Keine Punkte auf Zukunftsfeld

Nach Fukushima erhält die EnBW jetzt die Quittung dafür. Zumal es dem Ende 2007 angetretenen Konzernchef Villis bisher nicht gelungen ist, auf einem weiteren Zukunftsfeld zu punkten. Bei seinem Versuch, sich Zugang zu langfristigen Gaslieferverträgen zu verschaffen, verrannte sich Villis in den Jahren 2008 und 2009 im milliardenschweren Teilkauf des Versorgers EWE, ohne jedoch das Gasgeschäft nennenswert weiterentwickeln zu können.

Trotz eines neuerlichen Flirts mit der russischen Gasfirma Novatek kann die EnBW heiß ersehnte neue Gaskraftwerke bis heute nicht bauen, weil ihr schlicht günstiger Brennstoff zum befeuern der Anlagen fehlt. Experten wie Ulrich Fahl, Energiewirtschaftler am Stuttgarter Institut für Energiewirtschaft und Rationelle Energieanwendung (IER), halten Villis' Gasstrategie nach wie vor für "gescheitert".

Was bleibt also, wenn die Atomkraft als Geldquelle auf absehbare Zeit ganz wegfällt und neue Gaskraftwerke derzeit nicht realisiert werden können? Das Problem: Auch Kohle ist nach Ansicht von Fachleuten keine Alternative mehr. Experten wie Claudia Kemfert, Energieexpertin beim Berliner Forschungsinstitut DIW, halten den Neubau von Kohlemeilern generell für nicht mehr zeitgemäß. Für die EnBW, die aktuell zehn große Kohlekraftwerke besitzt, könnten die Meiler sogar zur Belastung werden. Ab 2013 werden die Stromerzeuger für die Freisetzung von CO2 nämlich zur Kasse gebeten. Die CO2-intensiven Kohleblöcke werden dann deutlich unrentabler.

Keine Entspannung in Sicht

Entspannung ist also nicht in Sicht. Auch nicht für die Steuerzahler in Baden-Württemberg. Denn seit der ehemalige Ministerpräsident Stefan Mappus (CDU) im Dezember vergangenen Jahres in einer Nacht-und-Nebel-Aktion bei der EnBW eingestiegen ist, sind sie in Sachen EnBW mit im Boot. Der Grund: Mappus finanzierte seine 45-Prozent-Beteiligung, die mittlerweile auf gut 46,5 Prozent angewachsen ist, auf Pump. Die nötigen Zinsen für die Kredite sollten aus den Dividenden der erworbenen EnBW-Aktien fließen, das Geschäft so zum großen Deal werden. Mittlerweile glaubt allerdings niemand mehr daran, dass dieser Plan in den kommenden Jahren aufgehen könnte. Die neue Landesregierung spricht nun von Kosten von bis zu 100 Millionen Euro, die die EnBW dem Landeshaushalt und damit den Steuerzahlern jährlich bescheren wird. Für das Land wird der einstige Vorzeigekonzern zur Last.

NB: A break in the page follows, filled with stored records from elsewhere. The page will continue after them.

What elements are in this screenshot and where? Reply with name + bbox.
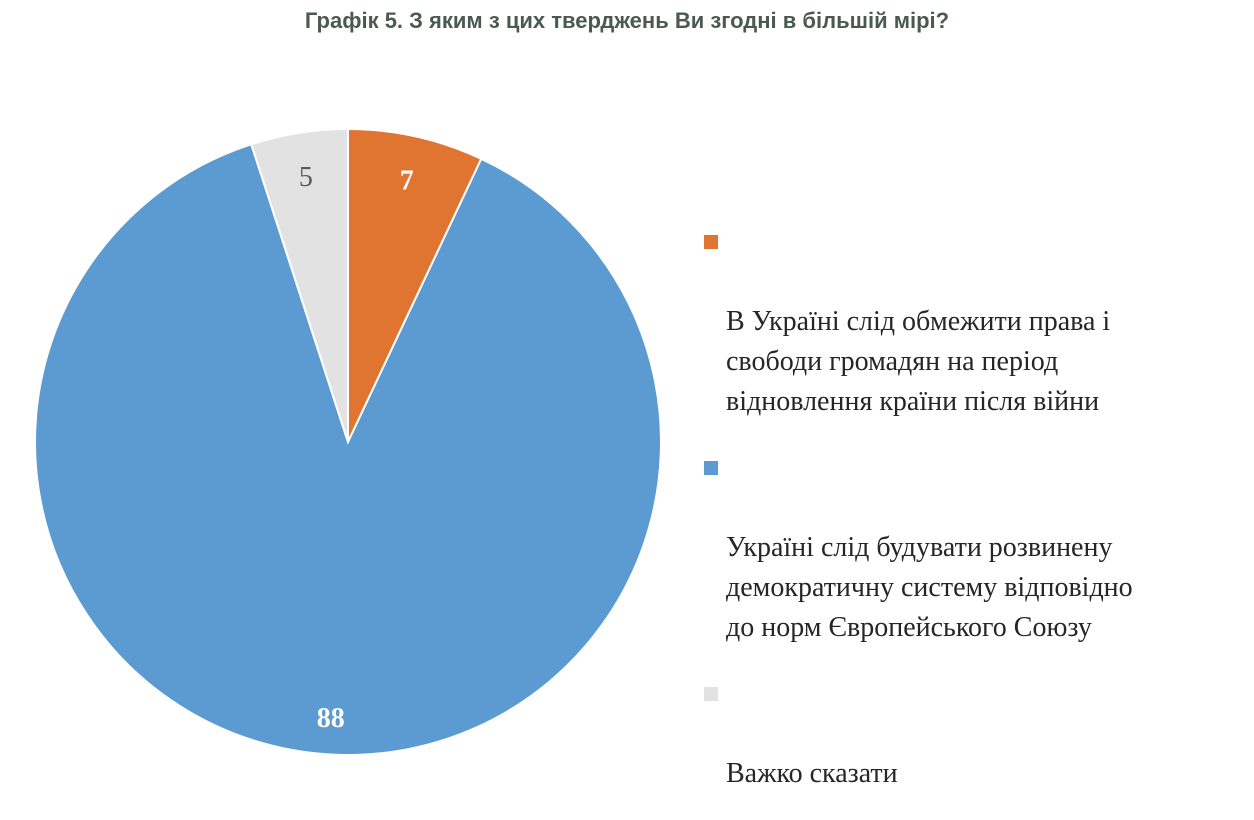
- legend-label-hard-to-say: Важко сказати: [726, 758, 898, 789]
- legend-item-restrict-rights: В Україні слід обмежити права і свободи …: [700, 222, 1250, 422]
- pie-chart: 7 88 5: [34, 127, 662, 756]
- legend: В Україні слід обмежити права і свободи …: [700, 222, 1250, 820]
- pie-slice-build-democracy: [34, 143, 662, 756]
- legend-swatch-build-democracy: [704, 461, 718, 475]
- legend-label-restrict-rights: В Україні слід обмежити права і свободи …: [726, 306, 1111, 417]
- pie-label-build-democracy: 88: [317, 703, 345, 734]
- chart-title: Графік 5. З яким з цих тверджень Ви згод…: [304, 8, 950, 33]
- legend-label-build-democracy: Україні слід будувати розвинену демократ…: [726, 532, 1133, 643]
- pie-label-restrict-rights: 7: [400, 165, 414, 196]
- pie-slice-hard-to-say: [250, 127, 349, 443]
- pie-slice-restrict-rights: [347, 127, 483, 443]
- legend-item-hard-to-say: Важко сказати: [700, 674, 1250, 794]
- pie-label-hard-to-say: 5: [299, 162, 313, 193]
- legend-swatch-restrict-rights: [704, 235, 718, 249]
- legend-swatch-hard-to-say: [704, 687, 718, 701]
- legend-item-build-democracy: Україні слід будувати розвинену демократ…: [700, 448, 1250, 648]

Einer Kapitalerhöhung, die neues Geld in die EnBW-Kassen spülen könnte, hat die Politik eine Absage erteilt. Bei der EnBW gebe es "erheblichen Veränderungsbedarf", er spüre aber keine Begeisterung, "noch mehr ins Risiko zu gehen", bügelte Wirtschafts- und Finanzminister Nils Schmid (SPD) entsprechende Überlegungen von Konzernchef Villis jüngst brüsk ab. Der steht nun also vor dem Problem, einen Konzern, dessen Ertragskraft rapide verfällt, im Eiltempo umbauen zu müssen. Vonseiten der Anteilseigner wird er wohl auf wenig finanzielle Unterstützung hoffen können. Fachmann Fahl sagt: "Die EnBW steckt in einer Zwickmühle." Im Konzern sei nichts in Sicht, was die stillgelegten Meiler ersetzen könne.